Putin ile Macron arasındaki ortak basın toplantısında da Rus lider, salvolarına devam etti. Ukrayna’nın NATO’ya alınması halinde Avrupa’yla savaş çıkacağına işaret eden Putin, Fransa dahil Avrupa ülkelerinin Kırım’ı Ukrayna’nın parçası olarak saydığını, Moskova’nın ise Kırım’ı Rusya’nın saydığını hatırlattı. Rus lider ülkesinin bir askeri ve nükleer süper güç olduğunu belirterek, üstü kapalı tehditte de bulundu. Rus lider basın toplantısında, Macron’la yaptığı toplantıyı şaka yollu “işkenceye” benzetti.
Rusya, Fransa’ya yönelik küçümseyici tavrını dün de devam ettirdi. Kremlin Sözcüsü Dmitriy Peskov, İngiliz Financial Times gazetesinin, Putin ile Macron’un Ukrayna çevresindeki gerilimi azaltmaya yönelik anlaşma imzaladığı iddiasını yalanlayarak, “Moskova ve Paris herhangi bir anlaşma yapamaz. Bu kesinlikle imkansız. Fransa hem Avrupa Birliği üyesi hem de NATO üyesi ve buralarda lider Fransa değil” dedi.
Öte yandan Almanya Başbakanı Olaf Scholz’un Washington ziyareti de Macron’un Moskova’da maruz kaldığı muameleden pek farklı değildi. Amerikan medyasının, Ukrayna krizindeki etkisizliği nedeniyle, dalga konusu yaptığı Scholz, Beyaz Saray’da ABD Başkanı Joe Biden’ın üstü örtülü diplomatik baskısıyla karşı karşıya kaldı. ABD Başkanı ortak basın toplantısında adeta Scholz adına konuşarak, Ukrayna’ya olası bir Rus müdahalesinde, “Mavi Akım 2 doğal gaz boru hattına son verileceğini” açıkladı. Benzer bir soruya muhatap olan Scholz ise boru hattının adını vermeden, ABD ile Rusya’ya karşı atılacak adımlarda mutabık olduklarını, belirtmekle yetindi.
Aynı toplantıda, Almanya’nın Ukrayna’ya silah vermeyi reddettiğinin hatırlatılması üzerine ABD Başkanı, Berlin’in, Ukrayna’nın gelişimine en büyük mali desteği sağlayan ülkelerden biri olduğunu vurgulaması da dikkatlerden kaçmadı. Biden’ın sözü, “Almanya eğer silah veremiyorsa, para verir” çıkışı diye yorumlandı.
Fransa Cumhurbaşkanı Moskova’da maruz kaldığı diplomatik skandal sonrasında morali Kiev’de buldu.
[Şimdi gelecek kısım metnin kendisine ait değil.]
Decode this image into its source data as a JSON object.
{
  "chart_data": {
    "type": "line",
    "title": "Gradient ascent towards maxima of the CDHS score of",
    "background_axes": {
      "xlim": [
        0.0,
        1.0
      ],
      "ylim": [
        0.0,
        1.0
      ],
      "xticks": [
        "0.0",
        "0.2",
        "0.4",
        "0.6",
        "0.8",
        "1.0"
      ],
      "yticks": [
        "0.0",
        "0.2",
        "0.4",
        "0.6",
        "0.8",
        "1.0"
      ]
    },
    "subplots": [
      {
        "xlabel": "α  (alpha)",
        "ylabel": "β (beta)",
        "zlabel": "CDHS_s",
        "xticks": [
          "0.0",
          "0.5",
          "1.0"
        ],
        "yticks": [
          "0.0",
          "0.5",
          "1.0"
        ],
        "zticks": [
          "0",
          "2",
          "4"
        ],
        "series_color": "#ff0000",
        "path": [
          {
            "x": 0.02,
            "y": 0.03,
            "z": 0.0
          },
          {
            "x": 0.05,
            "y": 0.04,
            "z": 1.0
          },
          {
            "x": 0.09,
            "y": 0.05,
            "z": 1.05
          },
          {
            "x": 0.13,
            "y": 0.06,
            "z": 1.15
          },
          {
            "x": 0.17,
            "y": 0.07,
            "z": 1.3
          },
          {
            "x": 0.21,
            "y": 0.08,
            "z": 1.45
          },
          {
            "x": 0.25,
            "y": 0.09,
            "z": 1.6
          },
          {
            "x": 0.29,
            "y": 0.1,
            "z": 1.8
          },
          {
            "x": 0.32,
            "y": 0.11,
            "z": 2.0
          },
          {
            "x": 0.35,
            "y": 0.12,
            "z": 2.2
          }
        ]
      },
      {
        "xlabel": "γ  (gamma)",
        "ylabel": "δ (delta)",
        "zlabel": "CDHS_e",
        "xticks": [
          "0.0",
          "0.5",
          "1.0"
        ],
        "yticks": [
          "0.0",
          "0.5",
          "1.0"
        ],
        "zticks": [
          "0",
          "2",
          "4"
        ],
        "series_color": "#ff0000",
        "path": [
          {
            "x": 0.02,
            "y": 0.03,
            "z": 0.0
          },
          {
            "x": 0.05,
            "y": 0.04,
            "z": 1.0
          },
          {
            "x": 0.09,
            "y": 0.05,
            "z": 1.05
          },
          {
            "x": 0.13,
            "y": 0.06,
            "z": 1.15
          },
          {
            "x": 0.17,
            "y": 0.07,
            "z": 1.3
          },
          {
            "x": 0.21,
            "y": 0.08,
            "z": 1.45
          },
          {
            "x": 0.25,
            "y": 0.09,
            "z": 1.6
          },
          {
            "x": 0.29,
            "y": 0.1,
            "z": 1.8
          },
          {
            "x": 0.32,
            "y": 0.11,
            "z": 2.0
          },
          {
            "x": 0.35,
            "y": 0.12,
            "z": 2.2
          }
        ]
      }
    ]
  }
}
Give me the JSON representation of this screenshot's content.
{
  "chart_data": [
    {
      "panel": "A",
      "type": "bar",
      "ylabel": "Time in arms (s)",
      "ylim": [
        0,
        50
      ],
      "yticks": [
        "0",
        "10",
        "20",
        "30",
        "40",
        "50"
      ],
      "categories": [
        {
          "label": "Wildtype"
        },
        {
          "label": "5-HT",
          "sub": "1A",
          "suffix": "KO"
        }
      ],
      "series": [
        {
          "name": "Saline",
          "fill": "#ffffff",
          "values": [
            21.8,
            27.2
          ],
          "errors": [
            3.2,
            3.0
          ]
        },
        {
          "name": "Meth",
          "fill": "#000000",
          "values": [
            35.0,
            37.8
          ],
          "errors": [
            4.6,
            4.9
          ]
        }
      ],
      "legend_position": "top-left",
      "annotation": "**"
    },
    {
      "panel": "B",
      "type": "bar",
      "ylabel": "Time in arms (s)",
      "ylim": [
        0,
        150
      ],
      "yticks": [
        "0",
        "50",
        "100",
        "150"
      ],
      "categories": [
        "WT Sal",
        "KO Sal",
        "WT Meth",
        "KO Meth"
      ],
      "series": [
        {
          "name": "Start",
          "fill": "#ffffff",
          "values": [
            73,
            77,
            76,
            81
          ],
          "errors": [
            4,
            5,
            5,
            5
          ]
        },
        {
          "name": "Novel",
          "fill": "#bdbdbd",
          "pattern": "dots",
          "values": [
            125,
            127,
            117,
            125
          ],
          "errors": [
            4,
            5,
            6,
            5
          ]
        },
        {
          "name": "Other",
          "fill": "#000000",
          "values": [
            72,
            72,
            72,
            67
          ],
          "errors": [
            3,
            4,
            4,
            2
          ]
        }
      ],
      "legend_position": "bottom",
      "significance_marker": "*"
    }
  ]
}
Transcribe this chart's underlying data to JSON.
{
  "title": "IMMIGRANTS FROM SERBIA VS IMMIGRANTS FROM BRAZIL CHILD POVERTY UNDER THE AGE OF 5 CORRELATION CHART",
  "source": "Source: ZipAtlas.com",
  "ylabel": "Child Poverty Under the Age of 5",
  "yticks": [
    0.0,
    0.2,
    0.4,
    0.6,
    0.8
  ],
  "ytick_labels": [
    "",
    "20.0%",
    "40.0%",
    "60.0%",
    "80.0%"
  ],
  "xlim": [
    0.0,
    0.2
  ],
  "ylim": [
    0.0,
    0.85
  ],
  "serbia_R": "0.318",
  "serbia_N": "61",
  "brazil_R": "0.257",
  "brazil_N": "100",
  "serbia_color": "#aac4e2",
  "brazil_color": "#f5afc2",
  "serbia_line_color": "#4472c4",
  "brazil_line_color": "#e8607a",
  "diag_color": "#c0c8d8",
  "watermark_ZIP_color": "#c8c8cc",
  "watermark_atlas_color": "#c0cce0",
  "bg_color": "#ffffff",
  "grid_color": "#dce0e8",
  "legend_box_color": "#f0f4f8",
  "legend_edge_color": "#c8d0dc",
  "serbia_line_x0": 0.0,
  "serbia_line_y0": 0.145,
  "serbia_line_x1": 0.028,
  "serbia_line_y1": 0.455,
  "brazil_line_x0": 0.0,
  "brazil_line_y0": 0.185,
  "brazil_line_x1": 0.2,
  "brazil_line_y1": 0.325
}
Macron, Ukrayna Devlet Başkanı Volodomir Zelensky tarafından sıcak bir şekilde karşılandı. İkilinin yuvarlak bir küçük masada başbaşa fotoğrafları da yayınlandı. Fransız liderin Moskova’daki tedirgin duruşunun aksine oldukça rahat tavırlar sergilediği görüldü.